Errada: há tom de enfrentamento, mas o foco não é um opressor político-cultural específico, e sim a cura e a afirmação da mulher indígena.
- C)exaltar a importância da procura de si mesma no meio das florestas.
Errada: a imagem da natureza aparece de modo simbólico, mas não como tema central de autoencontro nas florestas.
- D)construir novas visões de comunidades de mulheres feministas livres.
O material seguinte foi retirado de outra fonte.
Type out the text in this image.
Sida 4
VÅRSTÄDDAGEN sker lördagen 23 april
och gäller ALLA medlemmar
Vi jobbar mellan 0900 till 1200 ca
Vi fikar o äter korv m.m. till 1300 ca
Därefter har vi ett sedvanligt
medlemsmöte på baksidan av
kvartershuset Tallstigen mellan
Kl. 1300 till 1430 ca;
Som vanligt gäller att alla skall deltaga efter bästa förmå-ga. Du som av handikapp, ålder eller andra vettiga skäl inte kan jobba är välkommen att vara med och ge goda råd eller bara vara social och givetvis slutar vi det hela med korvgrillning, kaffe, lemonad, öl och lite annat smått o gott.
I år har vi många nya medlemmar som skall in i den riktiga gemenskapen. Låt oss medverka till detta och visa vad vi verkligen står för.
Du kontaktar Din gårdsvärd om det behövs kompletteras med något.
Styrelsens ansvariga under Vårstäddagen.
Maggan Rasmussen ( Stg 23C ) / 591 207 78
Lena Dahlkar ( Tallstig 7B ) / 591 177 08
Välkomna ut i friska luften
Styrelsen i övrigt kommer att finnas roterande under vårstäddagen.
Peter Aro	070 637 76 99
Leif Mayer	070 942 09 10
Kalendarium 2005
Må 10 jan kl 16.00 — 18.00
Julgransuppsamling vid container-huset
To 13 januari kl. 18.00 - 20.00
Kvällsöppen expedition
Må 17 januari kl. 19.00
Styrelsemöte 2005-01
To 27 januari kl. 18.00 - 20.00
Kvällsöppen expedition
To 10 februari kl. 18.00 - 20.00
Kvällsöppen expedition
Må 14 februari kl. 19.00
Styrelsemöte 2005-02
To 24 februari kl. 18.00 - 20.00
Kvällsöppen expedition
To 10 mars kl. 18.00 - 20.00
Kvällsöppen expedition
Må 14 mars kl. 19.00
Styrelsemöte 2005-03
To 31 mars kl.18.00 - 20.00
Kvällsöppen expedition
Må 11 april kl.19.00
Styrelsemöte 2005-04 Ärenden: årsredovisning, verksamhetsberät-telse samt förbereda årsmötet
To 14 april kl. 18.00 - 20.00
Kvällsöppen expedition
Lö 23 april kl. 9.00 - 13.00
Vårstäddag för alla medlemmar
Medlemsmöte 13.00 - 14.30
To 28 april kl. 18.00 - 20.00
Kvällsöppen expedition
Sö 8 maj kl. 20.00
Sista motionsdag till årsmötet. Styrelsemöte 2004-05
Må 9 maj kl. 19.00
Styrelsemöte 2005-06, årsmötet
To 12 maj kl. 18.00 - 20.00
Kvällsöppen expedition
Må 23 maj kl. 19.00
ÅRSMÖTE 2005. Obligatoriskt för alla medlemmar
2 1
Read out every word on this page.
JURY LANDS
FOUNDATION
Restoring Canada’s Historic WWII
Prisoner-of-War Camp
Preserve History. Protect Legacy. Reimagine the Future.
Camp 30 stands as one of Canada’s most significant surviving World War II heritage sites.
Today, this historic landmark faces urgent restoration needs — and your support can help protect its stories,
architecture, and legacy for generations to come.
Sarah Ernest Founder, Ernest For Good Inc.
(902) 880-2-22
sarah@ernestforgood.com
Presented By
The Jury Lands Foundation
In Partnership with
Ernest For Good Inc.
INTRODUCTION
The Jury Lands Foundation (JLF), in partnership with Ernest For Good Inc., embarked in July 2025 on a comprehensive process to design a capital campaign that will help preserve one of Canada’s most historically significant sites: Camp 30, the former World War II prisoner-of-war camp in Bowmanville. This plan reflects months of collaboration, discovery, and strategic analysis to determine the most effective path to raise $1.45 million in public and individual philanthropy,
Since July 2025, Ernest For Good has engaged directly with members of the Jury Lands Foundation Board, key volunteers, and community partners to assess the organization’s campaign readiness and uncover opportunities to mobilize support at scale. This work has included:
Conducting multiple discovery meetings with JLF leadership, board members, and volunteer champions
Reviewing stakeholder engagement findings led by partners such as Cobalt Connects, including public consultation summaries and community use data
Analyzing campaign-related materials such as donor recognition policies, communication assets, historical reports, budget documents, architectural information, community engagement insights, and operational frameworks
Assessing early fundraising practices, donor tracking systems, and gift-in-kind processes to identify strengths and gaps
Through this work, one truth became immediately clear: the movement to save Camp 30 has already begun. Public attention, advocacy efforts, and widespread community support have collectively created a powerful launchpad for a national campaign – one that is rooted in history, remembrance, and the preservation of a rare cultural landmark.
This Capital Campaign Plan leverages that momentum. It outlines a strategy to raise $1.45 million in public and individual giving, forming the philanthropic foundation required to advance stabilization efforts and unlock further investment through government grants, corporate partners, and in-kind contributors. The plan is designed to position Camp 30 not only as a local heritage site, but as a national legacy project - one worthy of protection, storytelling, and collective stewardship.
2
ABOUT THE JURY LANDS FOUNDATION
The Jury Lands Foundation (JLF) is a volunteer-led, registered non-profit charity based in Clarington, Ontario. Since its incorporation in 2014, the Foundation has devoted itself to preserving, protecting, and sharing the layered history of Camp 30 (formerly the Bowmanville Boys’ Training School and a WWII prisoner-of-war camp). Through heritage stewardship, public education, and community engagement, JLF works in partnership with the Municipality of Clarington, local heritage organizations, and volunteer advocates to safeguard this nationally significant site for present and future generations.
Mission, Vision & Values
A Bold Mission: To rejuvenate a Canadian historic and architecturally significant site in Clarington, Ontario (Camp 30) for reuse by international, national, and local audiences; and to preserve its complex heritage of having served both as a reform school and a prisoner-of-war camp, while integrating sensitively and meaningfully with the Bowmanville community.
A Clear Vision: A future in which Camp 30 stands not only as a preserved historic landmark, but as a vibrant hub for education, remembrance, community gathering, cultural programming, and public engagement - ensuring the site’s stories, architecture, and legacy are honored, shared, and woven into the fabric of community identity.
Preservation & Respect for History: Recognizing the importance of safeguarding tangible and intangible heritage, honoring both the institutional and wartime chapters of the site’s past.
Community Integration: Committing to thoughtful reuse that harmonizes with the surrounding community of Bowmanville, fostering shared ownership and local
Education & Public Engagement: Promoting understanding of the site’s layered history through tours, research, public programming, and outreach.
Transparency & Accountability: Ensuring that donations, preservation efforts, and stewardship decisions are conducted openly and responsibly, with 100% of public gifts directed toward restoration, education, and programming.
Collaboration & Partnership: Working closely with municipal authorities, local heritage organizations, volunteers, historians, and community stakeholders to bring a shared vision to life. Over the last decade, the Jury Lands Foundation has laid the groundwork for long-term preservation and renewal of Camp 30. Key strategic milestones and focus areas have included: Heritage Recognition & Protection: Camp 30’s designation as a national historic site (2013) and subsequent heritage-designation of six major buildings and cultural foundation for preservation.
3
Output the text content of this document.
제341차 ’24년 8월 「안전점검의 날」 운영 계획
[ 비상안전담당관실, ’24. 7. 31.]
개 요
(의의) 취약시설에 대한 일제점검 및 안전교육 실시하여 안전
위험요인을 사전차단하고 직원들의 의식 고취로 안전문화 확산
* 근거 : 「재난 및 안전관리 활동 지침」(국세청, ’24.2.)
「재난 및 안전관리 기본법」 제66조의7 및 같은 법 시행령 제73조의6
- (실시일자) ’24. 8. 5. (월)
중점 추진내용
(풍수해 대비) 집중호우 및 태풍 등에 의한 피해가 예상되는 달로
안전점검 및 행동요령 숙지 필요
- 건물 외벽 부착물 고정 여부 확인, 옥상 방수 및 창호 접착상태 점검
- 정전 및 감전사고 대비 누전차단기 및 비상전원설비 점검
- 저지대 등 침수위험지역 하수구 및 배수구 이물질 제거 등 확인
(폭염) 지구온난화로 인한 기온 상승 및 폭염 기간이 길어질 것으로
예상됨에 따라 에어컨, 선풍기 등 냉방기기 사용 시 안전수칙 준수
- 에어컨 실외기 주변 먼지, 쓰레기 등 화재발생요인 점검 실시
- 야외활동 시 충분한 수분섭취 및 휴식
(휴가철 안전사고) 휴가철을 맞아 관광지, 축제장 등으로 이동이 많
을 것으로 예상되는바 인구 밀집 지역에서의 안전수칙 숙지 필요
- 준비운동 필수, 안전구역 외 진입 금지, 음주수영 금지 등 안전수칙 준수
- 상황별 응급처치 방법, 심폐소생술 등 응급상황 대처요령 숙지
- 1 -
Errada: o texto não discute organização de comunidades feministas livres; ele aposta na retomada da voz e da identidade indígena.
- E)convidar as mulheres indígenas à cura das feridas ancestrais.
Certa: o poema convoca mulheres indígenas a reconhecerem sua dor histórica, romperem o silêncio e buscarem cura e afirmação de si.
Gabarito: E
O texto é um poema de convocação, com voz de chamamento e tom de acolhimento. A eu lírico fala diretamente com “irmã” e “mulher”, usando verbos no imperativo para incentivar a escuta de si, a libertação do silêncio e a afirmação da própria identidade. Não é um texto neutro: ele quer mobilizar, curar e fortalecer. Repare como aparecem imagens de purificação e renascimento, como “bebe da fonte verdadeira”, “vomita o teu silêncio” e “um novo dia sempre começa”. Isso cria a ideia de que existe uma dor antiga, acumulada, que precisa ser reconhecida e superada. Em poesia, esse tipo de linguagem simbólica costuma apontar para sofrimentos históricos e coletivos, não apenas individuais. Por isso o gabarito é a letra E. O texto dialoga com mulheres indígenas e com a experiência de feridas ancestrais, pedindo cura, retomada da voz e reconstrução subjetiva. A obra de Eliane Potiguara, inclusive, é marcada pela valorização da identidade indígena feminina e pela denúncia das violências históricas sofridas por esse grupo. Então, se você leu o poema como uma simples mensagem genérica de autoestima, faltou um detalhe importante: a dimensão coletiva e identitária. Aqui, a fala não quer só animar a “irmã”, mas chamar mulheres indígenas para se reconhecerem, se afirmarem e enfrentarem marcas históricas profundas.